SALT LAKE CITY (ABC4) – Charismatic politicians and activists inciting crowds to violence during elections is not anything new. It is a technique many have relied on around the world to misuse authority in order to satisfy their own ends.
In the United States, we like to think we are above this, but the truth is our transitions of power over our 244-year history have been fraught with problems, sometimes behind the scenes, sometimes where all could see.
Even though the peaceful transfer of power outwardly shows a democracy trying to do the right thing, many times what gets the elected to the presidential podium is anything but smooth.
Professor Frederick Gedicks, holder of the Guy Anderson chair at BYU law school says, “Politics is a full-contact sport, Presidential politics is a full-contact sport, with not a lot of refereeing, it’s a really tough business to run for president and get elected president, the media has become more sophisticated and more pervasive, it’s become worse and worse, the intrusion into lives, and the generation of controversy, and personal attacks.”
In the 1800s the young country was full of strife, driven by hatred, prejudices, confirmation biases, and fear.
An article posted by the New Yorker, says a city block was burned to the ground by a fight between Whigs and Democrats in Philadelphia. In Louisiana, 5000 men fought in the streets of New Orleans over political differences.
One of the ways those with political goals create controversy is by using misinformation to rally the masses, sometimes to violence. However, the violence is not always on the presidential stage.
The State of Utah was indirectly created by these politically motivated violent incidents.
The Missouri Mormon War happened because people thought the LDS settlers posed a political and economic threat. According to the Missouri Digital Heritage website: “Mormonism” commanded Missouri politics.
In fact, a fight broke out on Election day between the LDS and other citizens of Missouri. According to an account from the BYU Scholars archive, a candidate named William Penniston gave a fiery speech to stop people from voting, “the Mormons ought not to be suffered to vote,” and that is the polite part of it.
Ken Ivory, former State Legislator and Adjunct professor at UVU says, “there was an influx of people who were different, this created deep political anxiety. If there aren’t well-recognized and accepted constitutional avenues for addressing the anxiety it manifests in unconstitutional and even dangerous directions.”

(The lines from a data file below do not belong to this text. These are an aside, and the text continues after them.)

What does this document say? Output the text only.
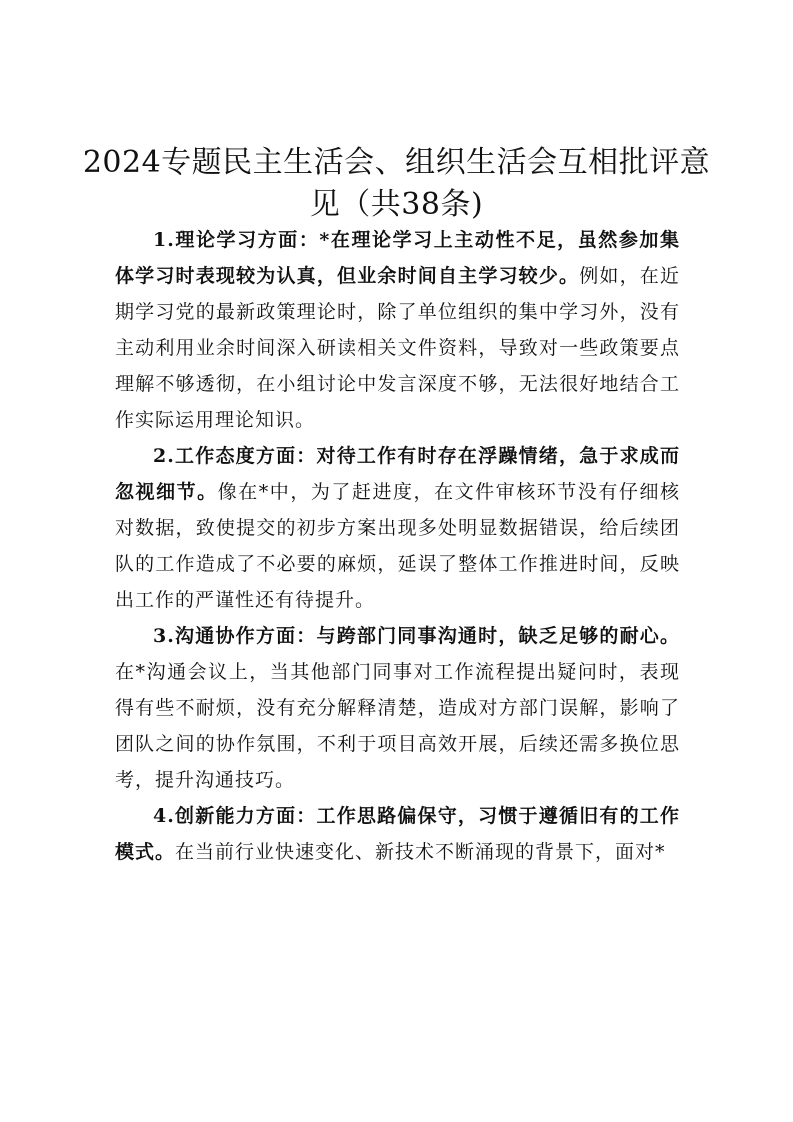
2024专题民主生活会、组织生活会互相批评意见（共38条)

1.理论学习方面：*在理论学习上主动性不足，虽然参加集体学习时表现较为认真，但业余时间自主学习较少。例如，在近期学习党的最新政策理论时，除了单位组织的集中学习外，没有主动利用业余时间深入研读相关文件资料，导致对一些政策要点理解不够透彻，在小组讨论中发言深度不够，无法很好地结合工作实际运用理论知识。

2.工作态度方面：对待工作有时存在浮躁情绪，急于求成而忽视细节。像在*中，为了赶进度，在文件审核环节没有仔细核对数据，致使提交的初步方案出现多处明显数据错误，给后续团队的工作造成了不必要的麻烦，延误了整体工作推进时间，反映出工作的严谨性还有待提升。

3.沟通协作方面：与跨部门同事沟通时，缺乏足够的耐心。在*沟通会议上，当其他部门同事对工作流程提出疑问时，表现得有些不耐烦，没有充分解释清楚，造成对方部门误解，影响了团队之间的协作氛围，不利于项目高效开展，后续还需多换位思考，提升沟通技巧。

4.创新能力方面：工作思路偏保守，习惯于遵循旧有的工作模式。在当前行业快速变化、新技术不断涌现的背景下，面对*
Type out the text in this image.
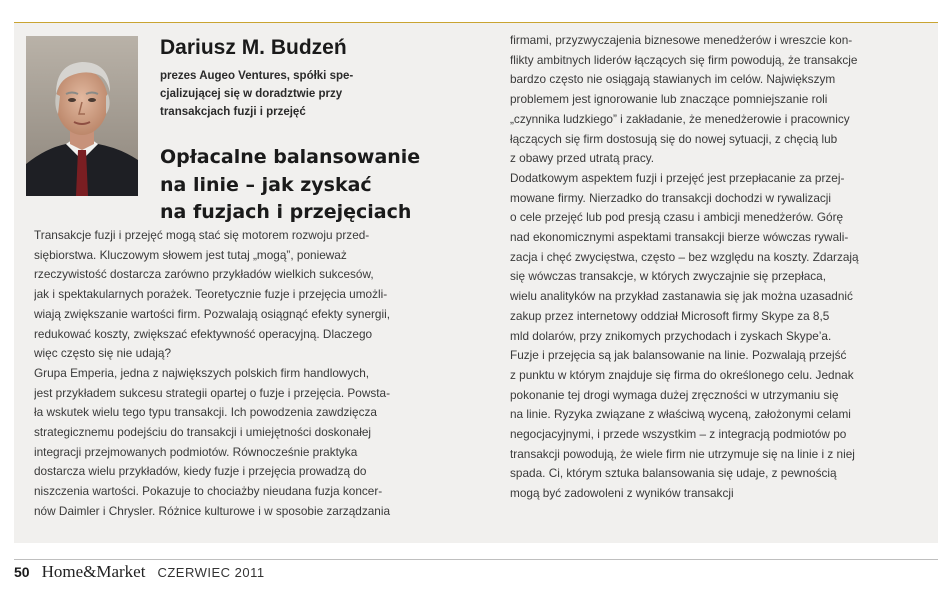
Dariusz M. Budzeń
prezes Augeo Ventures, spółki spe-
cjalizującej się w doradztwie przy
transakcjach fuzji i przejęć
Opłacalne balansowanie
na linie – jak zyskać
na fuzjach i przejęciach
Transakcje fuzji i przejęć mogą stać się motorem rozwoju przed-
siębiorstwa. Kluczowym słowem jest tutaj „mogą”, ponieważ
rzeczywistość dostarcza zarówno przykładów wielkich sukcesów,
jak i spektakularnych porażek. Teoretycznie fuzje i przejęcia umożli-
wiają zwiększanie wartości firm. Pozwalają osiągnąć efekty synergii,
redukować koszty, zwiększać efektywność operacyjną. Dlaczego
więc często się nie udają?
Grupa Emperia, jedna z największych polskich firm handlowych,
jest przykładem sukcesu strategii opartej o fuzje i przejęcia. Powsta-
ła wskutek wielu tego typu transakcji. Ich powodzenia zawdzięcza
strategicznemu podejściu do transakcji i umiejętności doskonałej
integracji przejmowanych podmiotów. Równocześnie praktyka
dostarcza wielu przykładów, kiedy fuzje i przejęcia prowadzą do
niszczenia wartości. Pokazuje to chociażby nieudana fuzja koncer-
nów Daimler i Chrysler. Różnice kulturowe i w sposobie zarządzania
firmami, przyzwyczajenia biznesowe menedżerów i wreszcie kon-
flikty ambitnych liderów łączących się firm powodują, że transakcje
bardzo często nie osiągają stawianych im celów. Największym
problemem jest ignorowanie lub znaczące pomniejszanie roli
„czynnika ludzkiego” i zakładanie, że menedżerowie i pracownicy
łączących się firm dostosują się do nowej sytuacji, z chęcią lub
z obawy przed utratą pracy.
Dodatkowym aspektem fuzji i przejęć jest przepłacanie za przej-
mowane firmy. Nierzadko do transakcji dochodzi w rywalizacji
o cele przejęć lub pod presją czasu i ambicji menedżerów. Górę
nad ekonomicznymi aspektami transakcji bierze wówczas rywali-
zacja i chęć zwycięstwa, często – bez względu na koszty. Zdarzają
się wówczas transakcje, w których zwyczajnie się przepłaca,
wielu analityków na przykład zastanawia się jak można uzasadnić
zakup przez internetowy oddział Microsoft firmy Skype za 8,5
mld dolarów, przy znikomych przychodach i zyskach Skype’a.
Fuzje i przejęcia są jak balansowanie na linie. Pozwalają przejść
z punktu w którym znajduje się firma do określonego celu. Jednak
pokonanie tej drogi wymaga dużej zręczności w utrzymaniu się
na linie. Ryzyka związane z właściwą wyceną, założonymi celami
negocjacyjnymi, i przede wszystkim – z integracją podmiotów po
transakcji powodują, że wiele firm nie utrzymuje się na linie i z niej
spada. Ci, którym sztuka balansowania się udaje, z pewnością
mogą być zadowoleni z wyników transakcji
50 Home&Market CZERWIEC 2011
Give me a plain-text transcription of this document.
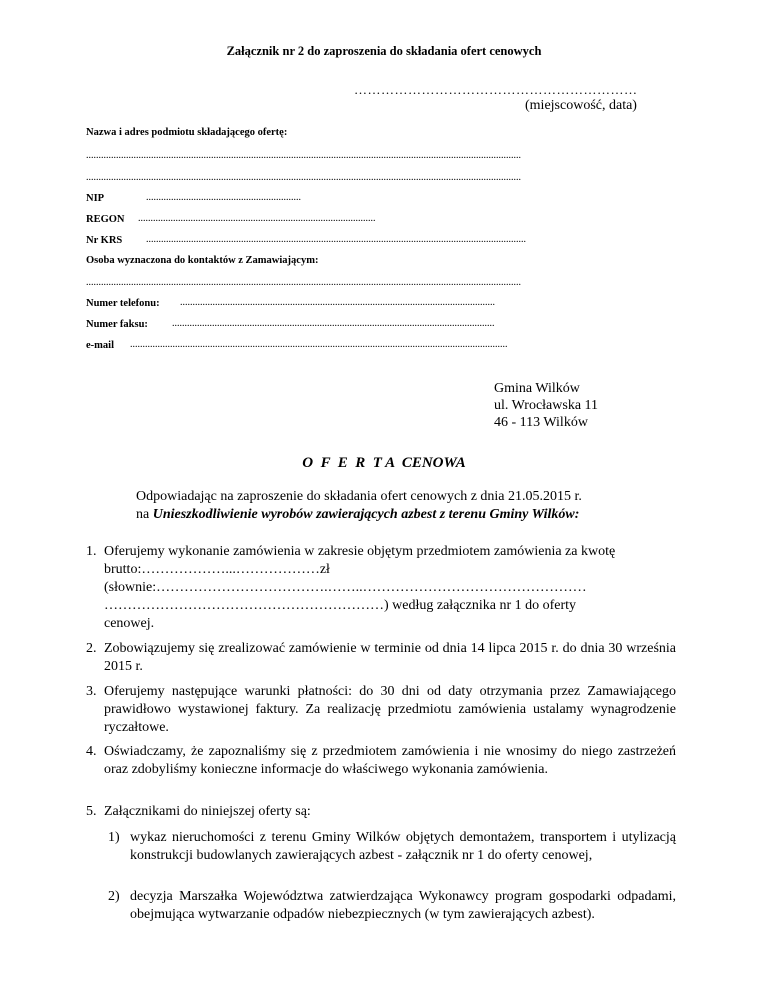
Załącznik nr 2 do zaproszenia do składania ofert cenowych
………………………………………………………
(miejscowość, data)
Nazwa i adres podmiotu składającego ofertę:
..............................................................................................................................................................................
..............................................................................................................................................................................
NIP	..............................................................
REGON ...............................................................................................
Nr KRS ........................................................................................................................................................
Osoba wyznaczona do kontaktów z Zamawiającym:
..............................................................................................................................................................................
Numer telefonu: ..............................................................................................................................
Numer faksu: .................................................................................................................................
e-mail .......................................................................................................................................................
Gmina Wilków
ul. Wrocławska 11
46 - 113 Wilków
O  F  E  R  T A  CENOWA
Odpowiadając na zaproszenie do składania ofert cenowych z dnia 21.05.2015 r.
na Unieszkodliwienie wyrobów zawierających azbest z terenu Gminy Wilków:
1. Oferujemy wykonanie zamówienia w zakresie objętym przedmiotem zamówienia za kwotę
brutto:………………...………………zł
(słownie:……………………………….……..…………………………………………
……………………………………………………) według załącznika nr 1 do oferty
cenowej.
2. Zobowiązujemy się zrealizować zamówienie w terminie od dnia 14 lipca 2015 r. do dnia 30 września 2015 r.
3. Oferujemy następujące warunki płatności: do 30 dni od daty otrzymania przez Zamawiającego prawidłowo wystawionej faktury. Za realizację przedmiotu zamówienia ustalamy wynagrodzenie ryczałtowe.
4. Oświadczamy, że zapoznaliśmy się z przedmiotem zamówienia i nie wnosimy do niego zastrzeżeń oraz zdobyliśmy konieczne informacje do właściwego wykonania zamówienia.
5. Załącznikami do niniejszej oferty są:
1) wykaz nieruchomości z terenu Gminy Wilków objętych demontażem, transportem i utylizacją konstrukcji budowlanych zawierających azbest - załącznik nr 1 do oferty cenowej,
2) decyzja Marszałka Województwa zatwierdzająca Wykonawcy program gospodarki odpadami, obejmująca wytwarzanie odpadów niebezpiecznych (w tym zawierających azbest).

And that is what happened in Missouri.
In 1838 a group of citizens concerned with a community’s new political power, presented a manifesto to the Governor of Missouri, inside were these words:
“if they had been respectable citizens in society and thus deluded they would have been entitled to our pity rather than to our contempt and hatred; but from their appearance, from their manners, and from their conduct since their coming among us, we have every reason to fear that, with but very few exceptions, they were of the very dregs of that society from which they came, lazy, idle, and vicious.”
It lead to Executive order 44, the extermination order agains all “Mormons”
As members of the Church of Jesus Christ of Latter-day Saints were being driven out of Missouri, they took the problem to the United States president. Martin Van Buren, another single-term President. After they presented their case, he told them, “your cause is just, but I can do nothing for you. If I take up for you, I shall lose the vote of Missouri.”
At the time, Martin Van Buren had just had a county named after him in Missouri honoring him for starting the Democratic party.
The LDS were driven from Missouri, many surrendering to authorities; they landed in Illinois, where the cycle repeated. The Church members began their exodus, eventually, this led the people to Utah.
Even though it was never acted upon the extermination order stayed in effect until 1976.
The process then is very similar to what has happened now. Someone politically takes issue with something or someone, a campaign to convince people their viewpoint is right begins, and claims are made on both sides.
Gedicks explains, “We have always succeeded in peacefully transferring power without very much drama. The best recent example of that is the election of 2000. Bush won it by 500 votes, we had recounted, and re-recounted and lawsuits, and the Supreme Court finally intervened and stopped the statewide recounts. Al Gore conceded, and then was forced to preside over the indignity of his defeat as the sitting Vice-President.”
Ken Ivory adds, “We have a structure they didn’t have, that gives form and avenues for relief to political anxiety that the founders of our country did not have. It’s important to realize they sacrificed to give us these forms and structures.
Professor Gedicks adds, “The symbols of the peaceful transfer of power are important, so the appearance of George H.W. Bush, who lost the 1992 election to Bill Clinton, it was important, for him symbolically to appear on the dais for the inauguration of Clinton, without saying anything it conveys the message “This person won, and he’s the legitimate President of the United States and here I am bearing witness to the transfer of power.”
It is not mandatory for any President to be at the inauguration of another. Throughout the history of our country, it has simply been a symbolic courtesy representing the Democracy of the United States.